Firmalardan
Arzum OKKA, Ambiente 2015 Fuarı’nın ilgi odağı oldu!
Almanya’nın Frankfurt şehrinde düzenlenen züccaciye, ev dekorasyonu ve hediyelik eşya fuarı Ambiente’ye bu yıl 12. kez katılan Arzum Elektrikli Ev Aletleri, Arzum OKKA Türk kahvesi makinesi ile fuarın ilgi odağı oldu.
Dünyanın önde gelen uluslararası züccaciye, ev dekorasyonu ve hediyelik eşya fuarı Ambiente 2015, 13-17 Şubat tarihleri arasında dünyanın en büyük ikinci fuar alanı olan Frankfurt Fair and Exhibition Centre’da gerçekleştirildi. Global tüketici ürünleri alanındaki endüstri için rakipsiz bir ticaret platformu olan Ambiente 2015 Fuarı’nda, 46 futbol sahasından daha geniş büyüklükte bir alanda 90’ı aşkın ülkeden gelen 5000’e yakın firmanın ürünleri sergilendi.
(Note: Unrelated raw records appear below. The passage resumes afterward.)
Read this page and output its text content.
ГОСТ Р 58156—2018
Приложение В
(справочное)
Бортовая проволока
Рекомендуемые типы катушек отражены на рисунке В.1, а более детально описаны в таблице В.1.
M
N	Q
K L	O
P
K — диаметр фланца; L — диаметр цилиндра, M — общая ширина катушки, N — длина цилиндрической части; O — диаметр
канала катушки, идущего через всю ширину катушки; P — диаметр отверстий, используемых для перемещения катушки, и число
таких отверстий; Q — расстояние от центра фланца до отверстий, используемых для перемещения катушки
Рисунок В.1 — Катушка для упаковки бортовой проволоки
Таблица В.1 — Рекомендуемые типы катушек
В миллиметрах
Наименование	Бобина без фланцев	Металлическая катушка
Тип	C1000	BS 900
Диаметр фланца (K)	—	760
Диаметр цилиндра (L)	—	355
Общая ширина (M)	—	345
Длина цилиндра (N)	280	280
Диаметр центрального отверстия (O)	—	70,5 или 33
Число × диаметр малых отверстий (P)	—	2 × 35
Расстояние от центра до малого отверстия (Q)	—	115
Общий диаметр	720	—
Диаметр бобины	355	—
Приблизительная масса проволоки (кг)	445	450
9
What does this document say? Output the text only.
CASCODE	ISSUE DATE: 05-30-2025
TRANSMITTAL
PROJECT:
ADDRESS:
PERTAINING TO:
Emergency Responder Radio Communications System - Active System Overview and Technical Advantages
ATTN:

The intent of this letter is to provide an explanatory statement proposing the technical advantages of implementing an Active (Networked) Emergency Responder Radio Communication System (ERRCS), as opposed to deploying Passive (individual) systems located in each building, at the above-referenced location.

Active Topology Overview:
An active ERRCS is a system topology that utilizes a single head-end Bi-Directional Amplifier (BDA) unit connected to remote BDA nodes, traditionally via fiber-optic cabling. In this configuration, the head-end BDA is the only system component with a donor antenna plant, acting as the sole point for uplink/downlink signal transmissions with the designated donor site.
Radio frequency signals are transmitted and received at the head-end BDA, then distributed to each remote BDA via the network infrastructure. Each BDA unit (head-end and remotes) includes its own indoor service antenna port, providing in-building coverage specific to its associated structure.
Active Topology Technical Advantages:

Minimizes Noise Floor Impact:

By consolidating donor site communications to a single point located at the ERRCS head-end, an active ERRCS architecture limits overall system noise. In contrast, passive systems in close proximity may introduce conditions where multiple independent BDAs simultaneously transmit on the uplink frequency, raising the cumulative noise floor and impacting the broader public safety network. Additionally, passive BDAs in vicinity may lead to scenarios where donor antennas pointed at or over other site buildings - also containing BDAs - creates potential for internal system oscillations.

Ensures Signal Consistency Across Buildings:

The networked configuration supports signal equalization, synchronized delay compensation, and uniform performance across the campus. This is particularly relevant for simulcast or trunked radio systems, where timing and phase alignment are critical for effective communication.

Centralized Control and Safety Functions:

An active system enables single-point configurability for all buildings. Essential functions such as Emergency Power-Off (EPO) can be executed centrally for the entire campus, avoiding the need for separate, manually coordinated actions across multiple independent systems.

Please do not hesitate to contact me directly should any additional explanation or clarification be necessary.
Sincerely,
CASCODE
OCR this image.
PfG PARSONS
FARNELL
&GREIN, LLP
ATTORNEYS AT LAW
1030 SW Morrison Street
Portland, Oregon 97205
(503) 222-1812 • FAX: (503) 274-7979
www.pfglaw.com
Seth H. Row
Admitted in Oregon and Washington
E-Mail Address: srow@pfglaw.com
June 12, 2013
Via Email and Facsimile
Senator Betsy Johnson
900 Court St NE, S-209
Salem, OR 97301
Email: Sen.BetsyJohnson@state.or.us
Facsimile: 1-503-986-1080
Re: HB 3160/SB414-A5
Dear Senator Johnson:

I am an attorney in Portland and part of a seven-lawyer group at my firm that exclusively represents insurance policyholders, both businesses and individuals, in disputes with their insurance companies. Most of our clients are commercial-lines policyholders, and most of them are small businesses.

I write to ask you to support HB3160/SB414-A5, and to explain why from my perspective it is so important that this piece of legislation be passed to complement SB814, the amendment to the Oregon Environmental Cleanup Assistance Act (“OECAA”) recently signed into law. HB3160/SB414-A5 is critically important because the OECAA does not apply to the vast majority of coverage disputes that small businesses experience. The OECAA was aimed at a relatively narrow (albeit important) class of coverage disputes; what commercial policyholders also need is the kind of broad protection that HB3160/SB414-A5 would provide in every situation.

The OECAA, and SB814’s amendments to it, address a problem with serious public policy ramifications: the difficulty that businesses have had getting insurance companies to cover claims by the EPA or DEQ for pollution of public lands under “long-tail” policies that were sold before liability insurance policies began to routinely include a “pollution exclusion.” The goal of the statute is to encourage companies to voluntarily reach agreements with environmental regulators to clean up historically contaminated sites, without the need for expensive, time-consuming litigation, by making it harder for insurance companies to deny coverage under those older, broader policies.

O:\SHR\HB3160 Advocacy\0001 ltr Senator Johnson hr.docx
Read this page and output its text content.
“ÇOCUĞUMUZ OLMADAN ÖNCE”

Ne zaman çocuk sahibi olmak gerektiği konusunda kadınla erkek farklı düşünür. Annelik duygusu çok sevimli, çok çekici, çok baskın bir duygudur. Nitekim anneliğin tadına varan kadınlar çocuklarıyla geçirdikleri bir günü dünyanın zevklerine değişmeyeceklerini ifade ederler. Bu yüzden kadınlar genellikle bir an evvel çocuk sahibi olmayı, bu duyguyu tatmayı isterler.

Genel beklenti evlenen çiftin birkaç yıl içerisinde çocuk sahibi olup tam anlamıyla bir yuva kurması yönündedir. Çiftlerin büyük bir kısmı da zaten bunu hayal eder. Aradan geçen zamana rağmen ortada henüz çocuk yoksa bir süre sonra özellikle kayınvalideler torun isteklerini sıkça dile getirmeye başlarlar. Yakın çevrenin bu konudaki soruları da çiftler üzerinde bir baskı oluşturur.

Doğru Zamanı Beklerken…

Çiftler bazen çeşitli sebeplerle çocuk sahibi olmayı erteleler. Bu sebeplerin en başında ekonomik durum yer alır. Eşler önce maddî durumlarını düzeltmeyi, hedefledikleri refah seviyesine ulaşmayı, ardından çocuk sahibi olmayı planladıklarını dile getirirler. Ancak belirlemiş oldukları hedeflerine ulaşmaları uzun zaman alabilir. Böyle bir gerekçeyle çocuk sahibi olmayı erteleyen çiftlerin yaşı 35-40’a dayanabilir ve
Türk firmalarının yanı sıra Almanya’da yaşayan Türk vatandaşlarının da yoğun ilgi gösterdiği fuara bu yıl 12. kez katılan Arzum Elektrikli Ev Aletleri, Arzum OKKA Türk kahvesi makinesi ile Ambiente 2015 Fuarı’nın ilgi odağı oldu.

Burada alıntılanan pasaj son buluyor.